After dozens of eligible bachelors in smart blazers cannot stomach her visage, Penelope finally finds kinship with one of them.  Sadly, he is a professional gambler with a hidden camera, paid off by a tabloid to snap a picture and help fix the reputation of another suitor, whose reputation had been besmirched when his reporting to police of ‘a woman with a pig face’ landed him in those same tabloids.

Upset at being set up, she eventually ventures out into the big wide world, runs away from home, a scarf concealing her face, meets the effervescent and adventurous ‘Annie’ (Reese Witherspoon) and begins to find the life her worried parents had shielded her from, in this, a narrative that those who’ve had to hide their identity due to self-esteem issues, religion or sexuality will likely find all too familiar.
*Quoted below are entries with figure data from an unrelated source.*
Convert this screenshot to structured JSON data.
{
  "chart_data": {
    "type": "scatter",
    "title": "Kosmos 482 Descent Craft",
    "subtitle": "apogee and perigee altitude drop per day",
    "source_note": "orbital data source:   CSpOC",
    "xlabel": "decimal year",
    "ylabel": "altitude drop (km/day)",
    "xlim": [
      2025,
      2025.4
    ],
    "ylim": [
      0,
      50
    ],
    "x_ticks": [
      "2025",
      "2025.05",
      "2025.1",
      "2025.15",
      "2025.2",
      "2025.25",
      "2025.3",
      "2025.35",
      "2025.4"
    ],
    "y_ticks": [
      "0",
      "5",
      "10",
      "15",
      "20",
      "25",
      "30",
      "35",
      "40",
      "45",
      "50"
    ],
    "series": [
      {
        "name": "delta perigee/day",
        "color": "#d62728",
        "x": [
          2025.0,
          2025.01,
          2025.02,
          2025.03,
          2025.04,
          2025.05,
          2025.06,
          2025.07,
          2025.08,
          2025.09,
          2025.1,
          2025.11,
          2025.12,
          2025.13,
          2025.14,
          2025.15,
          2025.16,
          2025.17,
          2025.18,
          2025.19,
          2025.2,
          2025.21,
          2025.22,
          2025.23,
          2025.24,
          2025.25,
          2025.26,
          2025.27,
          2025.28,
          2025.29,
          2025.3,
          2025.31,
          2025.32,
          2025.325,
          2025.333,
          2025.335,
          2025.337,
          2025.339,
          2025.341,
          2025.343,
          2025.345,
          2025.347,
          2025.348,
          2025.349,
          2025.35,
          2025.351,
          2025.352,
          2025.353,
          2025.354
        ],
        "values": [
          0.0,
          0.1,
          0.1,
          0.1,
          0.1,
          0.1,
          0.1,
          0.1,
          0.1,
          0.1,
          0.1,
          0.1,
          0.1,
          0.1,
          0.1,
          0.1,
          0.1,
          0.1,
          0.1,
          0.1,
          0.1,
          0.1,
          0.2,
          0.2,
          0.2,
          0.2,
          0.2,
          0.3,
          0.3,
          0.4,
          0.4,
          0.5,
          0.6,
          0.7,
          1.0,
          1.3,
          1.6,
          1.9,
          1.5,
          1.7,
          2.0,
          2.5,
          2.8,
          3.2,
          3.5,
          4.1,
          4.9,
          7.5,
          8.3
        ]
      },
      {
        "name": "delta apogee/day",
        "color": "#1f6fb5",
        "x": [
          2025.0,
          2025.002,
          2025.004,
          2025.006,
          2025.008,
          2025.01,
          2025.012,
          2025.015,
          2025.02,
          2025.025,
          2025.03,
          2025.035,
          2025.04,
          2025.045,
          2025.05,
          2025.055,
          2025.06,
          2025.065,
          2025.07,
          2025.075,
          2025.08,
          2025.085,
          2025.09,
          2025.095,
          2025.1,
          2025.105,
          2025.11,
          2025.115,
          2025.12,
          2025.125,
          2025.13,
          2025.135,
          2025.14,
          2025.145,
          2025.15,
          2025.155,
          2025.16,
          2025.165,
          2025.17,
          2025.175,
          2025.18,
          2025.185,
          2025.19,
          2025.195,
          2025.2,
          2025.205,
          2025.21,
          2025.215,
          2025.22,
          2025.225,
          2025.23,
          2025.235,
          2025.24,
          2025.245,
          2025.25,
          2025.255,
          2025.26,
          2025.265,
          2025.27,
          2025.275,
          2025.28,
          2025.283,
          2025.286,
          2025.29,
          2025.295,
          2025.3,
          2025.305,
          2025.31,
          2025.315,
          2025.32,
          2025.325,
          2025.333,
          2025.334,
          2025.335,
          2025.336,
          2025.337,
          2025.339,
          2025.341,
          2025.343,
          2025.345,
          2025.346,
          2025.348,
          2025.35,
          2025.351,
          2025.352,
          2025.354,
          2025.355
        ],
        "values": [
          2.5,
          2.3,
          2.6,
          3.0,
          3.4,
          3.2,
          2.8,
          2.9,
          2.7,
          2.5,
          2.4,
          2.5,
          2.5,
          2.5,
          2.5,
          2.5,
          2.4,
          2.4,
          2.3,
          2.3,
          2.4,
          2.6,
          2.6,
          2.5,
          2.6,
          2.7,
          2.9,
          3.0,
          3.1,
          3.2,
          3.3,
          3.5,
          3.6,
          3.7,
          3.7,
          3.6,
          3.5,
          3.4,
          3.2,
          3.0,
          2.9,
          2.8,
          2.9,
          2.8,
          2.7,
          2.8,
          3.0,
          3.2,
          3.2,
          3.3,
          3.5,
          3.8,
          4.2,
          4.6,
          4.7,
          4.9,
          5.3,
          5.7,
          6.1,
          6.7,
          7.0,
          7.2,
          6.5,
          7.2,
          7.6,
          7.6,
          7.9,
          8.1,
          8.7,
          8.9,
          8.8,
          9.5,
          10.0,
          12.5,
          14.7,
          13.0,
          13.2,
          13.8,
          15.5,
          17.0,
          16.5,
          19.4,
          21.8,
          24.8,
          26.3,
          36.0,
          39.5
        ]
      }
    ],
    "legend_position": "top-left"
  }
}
When her hidden face is finally revealed (her shamed parents were unwilling to offer up an accurate description to police they’d hired to track her down) Penelope is widely accepted but also exploited as a biological oddity (”You’re only a talking pig to those people”, says her mother (Catherine O’Hara) in the same way the Dionne Quintuplets (the first to survive infancy) captured the world’s attention during the Great Depression.

A bold, vital message is sullied by an uneven script that is held together by charming performances, particularly the subtle Ricci and energized Witherspoon, playing against type.

Unfortunately, it also leads to the inevitable “I like myself just the way I am” crowd pleaser culmination, a message that the denouement can’t help but contradict.